Her Paris house was the Hotel d’Evreux, now the Elysée Palace. Royal and later diplomatic associations made Pompadour a tastemaker and Looey Cans became a gold — or rather gilt — standard in respectability. Le Goût Rothschild — arrivistes to a man — confirmed this. And, in the United States, the pioneer decorator Elsie de Wolfe, working for Henry Frick, introduced new American money to old French furniture.

A bond was formed in the imagination between French furniture and sophistication, or, at least, ambition. And the influence of French taste reached into the 20th century in the sumptuous furniture of Ruhlmann and Eileen Gray. Even the demonised Le Corbusier offered bon goût seen through a modernist prism: his Grand Confort armchair would have been a splendid prop for the plumply nude Pompadour. To this categorical dominance in furniture was added another assumed leadership, this time in food. Elizabeth David’s persuasive myth about France and French country life was cheerfully adopted, adapted and promoted by Terence Conran. A lunch in the sun with baguettes and terrines became the beau ideal — indeed, an idée fixe for two generations.
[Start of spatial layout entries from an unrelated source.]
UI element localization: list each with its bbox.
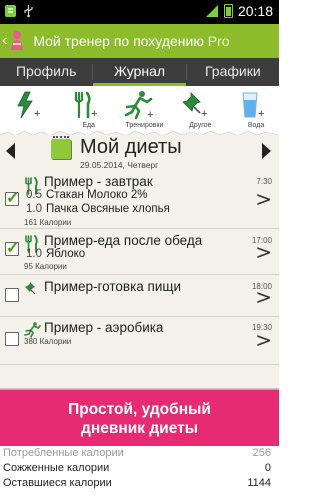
meal-checkbox[interactable] xyxy=(5,332,19,346)
runner-icon: + xyxy=(125,91,154,120)
battery-icon xyxy=(223,4,233,18)
notification-app-icon xyxy=(5,5,16,17)
add-water-label: Вода xyxy=(247,122,265,129)
summary-value: 256 xyxy=(252,447,271,459)
chevron-right-icon[interactable]: > xyxy=(255,285,272,309)
signal-icon xyxy=(205,5,218,17)
meal-calories: 95 Калории xyxy=(24,262,67,271)
promo-line-2: дневник диеты xyxy=(81,420,198,437)
svg-text:+: + xyxy=(91,108,97,120)
app-title: Мой тренер по похудению Pro xyxy=(33,33,230,49)
notepad-icon xyxy=(51,136,71,159)
notification-icons xyxy=(4,4,35,18)
status-time: 20:18 xyxy=(237,3,273,19)
meal-entry-afternoon[interactable]: Пример-еда после обеда 17:00 1.0Яблоко 9… xyxy=(0,229,279,275)
summary-label: Потребленные калории xyxy=(3,447,124,459)
usb-icon xyxy=(24,5,33,18)
diary-card: Мой диеты 29.05.2014, Четверг Пример - з… xyxy=(0,135,279,390)
calorie-summary: Потребленные калории 256 Сожженные калор… xyxy=(0,446,279,496)
chevron-right-icon[interactable]: > xyxy=(255,187,272,211)
action-bar: ‹ Мой тренер по похудению Pro xyxy=(0,24,279,58)
svg-text:+: + xyxy=(201,108,207,120)
pin-icon xyxy=(25,282,36,295)
quick-add-icon: + xyxy=(17,91,40,120)
svg-text:+: + xyxy=(34,108,40,120)
meal-checkbox[interactable] xyxy=(5,238,19,258)
chevron-right-icon[interactable]: > xyxy=(255,328,272,352)
chevron-right-icon[interactable]: > xyxy=(255,240,272,264)
meal-time: 7:30 xyxy=(256,177,272,186)
promo-banner[interactable]: Простой, удобный дневник диеты xyxy=(0,390,279,446)
tab-charts[interactable]: Графики xyxy=(187,58,279,86)
meal-calories: 380 Калории xyxy=(24,337,72,346)
meal-name: Пример-готовка пищи xyxy=(44,279,182,294)
add-workout-label: Тренировки xyxy=(125,122,164,129)
promo-line-1: Простой, удобный xyxy=(68,401,211,418)
diary-title: Мой диеты xyxy=(80,136,182,158)
meal-name: Пример-еда после обеда xyxy=(44,233,203,248)
fork-knife-icon: + xyxy=(74,91,97,120)
meal-entry-cooking[interactable]: Пример-готовка пищи 18:00 > xyxy=(0,275,279,317)
summary-value: 1144 xyxy=(247,477,271,489)
previous-day-arrow-icon[interactable] xyxy=(6,143,15,159)
tab-journal[interactable]: Журнал xyxy=(93,58,186,86)
diary-header: Мой диеты 29.05.2014, Четверг xyxy=(0,135,279,173)
meal-checkbox[interactable] xyxy=(5,288,19,302)
runner-icon xyxy=(24,322,41,338)
add-other-label: Другое xyxy=(189,122,212,129)
add-food-label: Еда xyxy=(82,122,96,129)
food-item: 0.5 Стакан Молоко 2% xyxy=(26,189,148,201)
summary-label: Оставшиеся калории xyxy=(3,477,112,489)
meal-checkbox[interactable] xyxy=(5,188,19,208)
meal-calories: 161 Калории xyxy=(24,218,72,227)
food-item: 1.0 Пачка Овсяные хлопья xyxy=(26,203,170,215)
summary-row-remaining: Оставшиеся калории 1144 xyxy=(0,476,279,492)
next-day-arrow-icon[interactable] xyxy=(262,143,271,159)
meal-name: Пример - аэробика xyxy=(44,320,164,335)
svg-text:+: + xyxy=(147,109,153,120)
status-bar: 20:18 xyxy=(0,0,279,24)
pin-icon: + xyxy=(182,92,208,120)
meal-entry-aerobics[interactable]: Пример - аэробика 19:30 380 Калории > xyxy=(0,317,279,365)
meal-entry-breakfast[interactable]: Пример - завтрак 7:30 0.5Стакан Молоко 2… xyxy=(0,173,279,229)
summary-value: 0 xyxy=(264,462,271,474)
summary-row-burned: Сожженные калории 0 xyxy=(0,461,279,477)
diary-date: 29.05.2014, Четверг xyxy=(80,160,159,170)
svg-text:+: + xyxy=(258,108,264,120)
summary-row-consumed: Потребленные калории 256 xyxy=(0,446,279,462)
meal-name: Пример - завтрак xyxy=(44,174,153,189)
summary-label: Сожженные калории xyxy=(3,462,110,474)
tab-profile[interactable]: Профиль xyxy=(0,58,92,86)
tab-bar: Профиль Журнал Графики xyxy=(0,58,279,86)
water-glass-icon: + xyxy=(242,92,265,120)
food-item: 1.0 Яблоко xyxy=(26,248,86,260)
app-logo-icon[interactable] xyxy=(7,30,27,52)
Until now. It is a long time since a French restaurant has led the field. The academic rigidity of haute cuisine has ceded any advantage to Catalan, Basque and Nordic molecular experiments or high-concept foraging. And amateur cooks today much prefer Italian and Spanish recipes. True, there has been talk of a fitful revival of French cooking in the bistronomie movement. But at a bistronomie outpost in Orange I was served shredded carrot with air-freighted Scottish salmon. I could have eaten better in Stoke-on-Trent. Even Conran, citing his pisciniste’s aggressive fees, has sold his Provençal mas. Alain Passard, a chef once celebrated, now rather ignored, has ruefully suggested it is time to cultiver son jardin.

This all came to mind when, to sauce dull January, I decided to spend a few days within two hours’ drive of Calais. The three attractive hotels I know thereabouts — including the little auberge where Elizabeth David stayed while writing French Provincial Cooking — were all closed and those remaining open were all depressing. What was on offer was not even vulgarly enthusiastic Kitsch. Instead, all was lazy and complacent mediocrity.
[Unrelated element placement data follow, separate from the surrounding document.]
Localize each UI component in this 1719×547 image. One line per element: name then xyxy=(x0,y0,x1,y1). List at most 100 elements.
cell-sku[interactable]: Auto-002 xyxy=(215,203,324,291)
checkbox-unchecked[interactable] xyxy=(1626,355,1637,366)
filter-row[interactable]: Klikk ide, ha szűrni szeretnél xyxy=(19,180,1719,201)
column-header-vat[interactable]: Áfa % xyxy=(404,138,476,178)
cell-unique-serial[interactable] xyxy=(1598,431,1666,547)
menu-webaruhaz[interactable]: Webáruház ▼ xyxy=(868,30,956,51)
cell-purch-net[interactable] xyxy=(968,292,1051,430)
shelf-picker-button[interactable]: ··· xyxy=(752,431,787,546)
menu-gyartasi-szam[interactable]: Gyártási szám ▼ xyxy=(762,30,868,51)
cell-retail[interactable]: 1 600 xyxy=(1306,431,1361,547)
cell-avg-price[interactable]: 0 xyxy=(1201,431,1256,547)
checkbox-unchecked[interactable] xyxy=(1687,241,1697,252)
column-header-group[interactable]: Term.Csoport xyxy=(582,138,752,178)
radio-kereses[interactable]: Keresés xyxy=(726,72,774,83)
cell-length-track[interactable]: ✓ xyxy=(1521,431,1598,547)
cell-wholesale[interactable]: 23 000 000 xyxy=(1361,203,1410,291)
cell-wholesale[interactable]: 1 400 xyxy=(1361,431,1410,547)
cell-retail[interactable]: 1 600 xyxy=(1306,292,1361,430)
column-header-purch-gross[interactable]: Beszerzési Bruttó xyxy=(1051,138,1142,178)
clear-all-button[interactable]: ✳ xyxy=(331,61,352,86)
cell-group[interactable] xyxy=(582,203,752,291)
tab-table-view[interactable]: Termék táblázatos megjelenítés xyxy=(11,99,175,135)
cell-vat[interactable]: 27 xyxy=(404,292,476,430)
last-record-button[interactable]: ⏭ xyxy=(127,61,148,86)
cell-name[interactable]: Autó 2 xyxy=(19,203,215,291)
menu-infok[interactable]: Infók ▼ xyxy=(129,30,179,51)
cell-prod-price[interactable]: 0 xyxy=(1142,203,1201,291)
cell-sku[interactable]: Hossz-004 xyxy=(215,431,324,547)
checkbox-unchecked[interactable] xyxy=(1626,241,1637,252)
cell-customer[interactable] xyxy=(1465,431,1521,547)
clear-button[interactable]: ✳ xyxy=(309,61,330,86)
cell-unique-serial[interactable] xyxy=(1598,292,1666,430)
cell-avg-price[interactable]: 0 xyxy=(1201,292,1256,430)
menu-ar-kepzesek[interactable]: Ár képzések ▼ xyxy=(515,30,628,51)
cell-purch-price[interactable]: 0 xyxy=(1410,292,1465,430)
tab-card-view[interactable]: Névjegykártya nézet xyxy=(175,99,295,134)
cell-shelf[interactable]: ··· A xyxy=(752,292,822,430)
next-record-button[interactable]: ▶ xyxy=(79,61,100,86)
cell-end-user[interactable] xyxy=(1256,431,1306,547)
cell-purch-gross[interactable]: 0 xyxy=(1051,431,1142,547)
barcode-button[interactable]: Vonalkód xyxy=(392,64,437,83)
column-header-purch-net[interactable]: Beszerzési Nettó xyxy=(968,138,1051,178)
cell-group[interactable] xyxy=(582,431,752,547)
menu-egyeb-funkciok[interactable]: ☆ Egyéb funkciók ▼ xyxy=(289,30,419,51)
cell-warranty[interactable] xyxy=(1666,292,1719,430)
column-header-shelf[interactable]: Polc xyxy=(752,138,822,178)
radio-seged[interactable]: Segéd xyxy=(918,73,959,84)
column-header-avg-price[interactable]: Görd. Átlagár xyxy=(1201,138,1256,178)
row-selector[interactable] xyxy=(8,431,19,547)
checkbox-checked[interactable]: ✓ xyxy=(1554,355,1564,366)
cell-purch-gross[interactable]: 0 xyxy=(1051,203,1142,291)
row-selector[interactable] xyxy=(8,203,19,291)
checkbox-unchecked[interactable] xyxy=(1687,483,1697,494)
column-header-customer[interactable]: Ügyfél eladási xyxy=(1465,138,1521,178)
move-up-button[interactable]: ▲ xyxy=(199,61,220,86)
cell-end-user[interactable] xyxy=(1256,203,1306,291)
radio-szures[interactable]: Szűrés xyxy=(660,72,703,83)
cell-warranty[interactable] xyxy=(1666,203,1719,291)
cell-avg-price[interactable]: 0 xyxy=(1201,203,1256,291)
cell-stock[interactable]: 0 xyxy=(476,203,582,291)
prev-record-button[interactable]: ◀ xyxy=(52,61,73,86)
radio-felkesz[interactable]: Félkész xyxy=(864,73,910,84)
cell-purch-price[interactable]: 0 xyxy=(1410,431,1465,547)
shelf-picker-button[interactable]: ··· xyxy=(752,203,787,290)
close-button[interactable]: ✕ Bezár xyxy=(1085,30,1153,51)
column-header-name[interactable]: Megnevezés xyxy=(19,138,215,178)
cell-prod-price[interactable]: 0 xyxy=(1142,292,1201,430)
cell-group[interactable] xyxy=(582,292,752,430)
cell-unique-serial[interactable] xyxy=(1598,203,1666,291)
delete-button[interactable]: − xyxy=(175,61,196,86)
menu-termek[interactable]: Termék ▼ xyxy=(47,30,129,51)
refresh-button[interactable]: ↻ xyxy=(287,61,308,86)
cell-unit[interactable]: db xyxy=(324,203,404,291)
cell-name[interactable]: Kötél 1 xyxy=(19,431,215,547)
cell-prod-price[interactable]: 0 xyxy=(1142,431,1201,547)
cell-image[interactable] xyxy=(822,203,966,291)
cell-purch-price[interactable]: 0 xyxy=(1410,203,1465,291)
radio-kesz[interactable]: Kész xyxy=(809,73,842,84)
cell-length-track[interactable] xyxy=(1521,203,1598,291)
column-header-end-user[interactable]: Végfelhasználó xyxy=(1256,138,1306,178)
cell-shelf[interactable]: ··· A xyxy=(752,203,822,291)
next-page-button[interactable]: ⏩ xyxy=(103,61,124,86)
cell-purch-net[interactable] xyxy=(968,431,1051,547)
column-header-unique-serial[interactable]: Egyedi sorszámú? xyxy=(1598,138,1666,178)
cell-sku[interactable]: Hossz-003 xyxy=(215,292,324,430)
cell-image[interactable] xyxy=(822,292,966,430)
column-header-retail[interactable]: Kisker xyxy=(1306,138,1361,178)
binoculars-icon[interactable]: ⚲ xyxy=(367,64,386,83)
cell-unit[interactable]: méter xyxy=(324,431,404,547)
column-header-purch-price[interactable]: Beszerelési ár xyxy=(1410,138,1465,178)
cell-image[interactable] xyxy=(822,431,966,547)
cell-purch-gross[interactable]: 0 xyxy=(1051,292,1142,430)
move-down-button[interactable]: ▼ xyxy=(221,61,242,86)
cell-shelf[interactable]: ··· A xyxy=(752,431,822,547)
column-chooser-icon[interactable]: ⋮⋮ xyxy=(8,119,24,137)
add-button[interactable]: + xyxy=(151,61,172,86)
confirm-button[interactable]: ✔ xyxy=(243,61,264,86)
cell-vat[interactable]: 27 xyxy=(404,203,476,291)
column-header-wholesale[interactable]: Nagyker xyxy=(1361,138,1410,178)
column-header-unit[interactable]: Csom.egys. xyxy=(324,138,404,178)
Boulogne’s best hotel? A box of horror with panic-inducing velour banquettes under bad lighting. This last an advantage, since it meant that the wince-makingly cute graphics were less obvious. A lazy and artless menu further dismayed. The sole concessions to dignity? Free wi-fi and soundproofed rooms, refuges of the scoundrel hotelier.

We mock gastropubs, but any English town would have something better. So we decided not to go to northern France, but rather to stay at home. We have better design (and better food) here.